If you are concerned about data that might have been indexed for searching before this release, you can follow the Google Chrome Help Center instructions for clearing your browsing history.

[r1978] Don't send sensitive URLs to search suggest services. Google Chrome stops sending data to a suggest service if the typed URL:

contains a username:password field (http://username:password@example.com/)
has query parameters (the trailing ?param=data following the URL)
is an https URL with any path component (any part following the hostname, such as /path in https://www.example.com/path)

[r1848, r1943, r2003] Fixes to the Google Chrome updater to make updates more reliable.

[r1859] Fix problems with Flash not playing video if too many connections are opened.

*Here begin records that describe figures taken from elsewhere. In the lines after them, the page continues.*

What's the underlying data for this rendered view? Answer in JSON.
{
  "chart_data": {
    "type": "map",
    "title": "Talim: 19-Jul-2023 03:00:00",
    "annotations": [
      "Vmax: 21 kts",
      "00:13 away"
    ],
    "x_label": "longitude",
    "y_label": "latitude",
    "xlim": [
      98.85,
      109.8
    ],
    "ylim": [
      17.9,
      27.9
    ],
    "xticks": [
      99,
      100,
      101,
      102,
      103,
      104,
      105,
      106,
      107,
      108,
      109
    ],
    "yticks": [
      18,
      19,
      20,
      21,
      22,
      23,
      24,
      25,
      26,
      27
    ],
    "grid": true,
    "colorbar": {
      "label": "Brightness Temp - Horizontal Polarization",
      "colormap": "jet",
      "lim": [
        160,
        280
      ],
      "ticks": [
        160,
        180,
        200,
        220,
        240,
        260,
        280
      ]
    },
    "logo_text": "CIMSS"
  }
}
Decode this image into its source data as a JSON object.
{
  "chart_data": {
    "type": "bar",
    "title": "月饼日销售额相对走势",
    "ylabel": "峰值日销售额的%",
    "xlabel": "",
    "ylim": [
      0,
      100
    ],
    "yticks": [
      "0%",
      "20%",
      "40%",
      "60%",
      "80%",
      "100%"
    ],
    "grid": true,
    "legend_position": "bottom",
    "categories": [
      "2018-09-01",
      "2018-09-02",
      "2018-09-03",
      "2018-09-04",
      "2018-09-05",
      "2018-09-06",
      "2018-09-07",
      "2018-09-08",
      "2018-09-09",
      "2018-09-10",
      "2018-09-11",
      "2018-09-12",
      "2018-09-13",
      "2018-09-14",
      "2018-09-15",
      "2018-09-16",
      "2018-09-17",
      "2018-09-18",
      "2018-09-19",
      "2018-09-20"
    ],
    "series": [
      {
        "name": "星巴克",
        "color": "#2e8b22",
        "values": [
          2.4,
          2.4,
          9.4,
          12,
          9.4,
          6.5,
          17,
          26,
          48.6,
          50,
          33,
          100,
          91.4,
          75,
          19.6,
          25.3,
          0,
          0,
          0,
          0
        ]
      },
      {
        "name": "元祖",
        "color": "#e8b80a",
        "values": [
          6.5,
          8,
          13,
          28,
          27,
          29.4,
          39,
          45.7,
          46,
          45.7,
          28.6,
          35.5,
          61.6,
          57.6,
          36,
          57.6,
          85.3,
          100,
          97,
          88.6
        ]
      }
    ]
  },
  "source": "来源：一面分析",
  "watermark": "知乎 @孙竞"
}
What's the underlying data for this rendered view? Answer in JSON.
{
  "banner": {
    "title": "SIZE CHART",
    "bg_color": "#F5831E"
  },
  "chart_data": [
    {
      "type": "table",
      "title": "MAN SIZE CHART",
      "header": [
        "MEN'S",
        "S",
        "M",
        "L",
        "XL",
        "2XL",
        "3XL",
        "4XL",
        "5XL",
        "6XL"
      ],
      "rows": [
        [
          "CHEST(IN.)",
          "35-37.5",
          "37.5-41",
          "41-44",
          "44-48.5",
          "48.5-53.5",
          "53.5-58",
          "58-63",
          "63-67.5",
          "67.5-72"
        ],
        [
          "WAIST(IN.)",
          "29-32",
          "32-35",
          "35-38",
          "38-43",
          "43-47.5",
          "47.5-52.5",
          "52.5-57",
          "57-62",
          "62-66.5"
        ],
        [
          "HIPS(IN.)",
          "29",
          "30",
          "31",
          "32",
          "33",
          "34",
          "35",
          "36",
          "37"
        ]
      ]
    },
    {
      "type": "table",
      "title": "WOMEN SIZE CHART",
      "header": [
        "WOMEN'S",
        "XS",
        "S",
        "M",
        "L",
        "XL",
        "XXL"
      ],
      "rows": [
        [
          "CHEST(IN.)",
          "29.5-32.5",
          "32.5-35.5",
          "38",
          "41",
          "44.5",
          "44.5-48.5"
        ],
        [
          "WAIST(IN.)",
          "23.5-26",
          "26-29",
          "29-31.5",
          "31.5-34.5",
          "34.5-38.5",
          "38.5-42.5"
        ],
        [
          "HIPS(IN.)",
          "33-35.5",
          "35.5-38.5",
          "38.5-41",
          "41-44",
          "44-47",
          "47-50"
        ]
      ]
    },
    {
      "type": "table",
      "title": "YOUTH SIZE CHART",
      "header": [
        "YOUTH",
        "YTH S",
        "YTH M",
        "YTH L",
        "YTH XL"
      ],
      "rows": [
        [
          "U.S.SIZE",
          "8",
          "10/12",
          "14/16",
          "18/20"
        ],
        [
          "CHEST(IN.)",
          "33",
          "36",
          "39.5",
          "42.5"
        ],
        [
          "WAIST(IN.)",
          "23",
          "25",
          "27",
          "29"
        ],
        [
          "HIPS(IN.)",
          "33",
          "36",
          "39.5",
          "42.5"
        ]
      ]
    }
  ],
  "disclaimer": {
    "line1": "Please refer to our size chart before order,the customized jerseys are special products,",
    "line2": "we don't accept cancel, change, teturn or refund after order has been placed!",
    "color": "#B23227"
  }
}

For example, using the slider to advance video on YouTube could cause video to stop playing.

[r2059] Allow JavaScript to communicate with Java applets. Fixes bug 580.

[r1299] JavaScript: Dispatch contextmenu events after mouseup events. This fixes the right-click menu not working on Google Spreadsheets. Fixes bug 745.

[r1692] Fix crashes with some plugins --3dvia was the most widely reported-- when they return an error for NPN_GetValue. Fixes bug 493.

Beta release: 0.2.149.29

Monday, September 8, 2008

Google Chrome version 0.2.149.29 was released on 5 September 2008, and all users are being automatically updated. Automatic updates are a key security feature in helping to ensure the safety of Google Chrome users.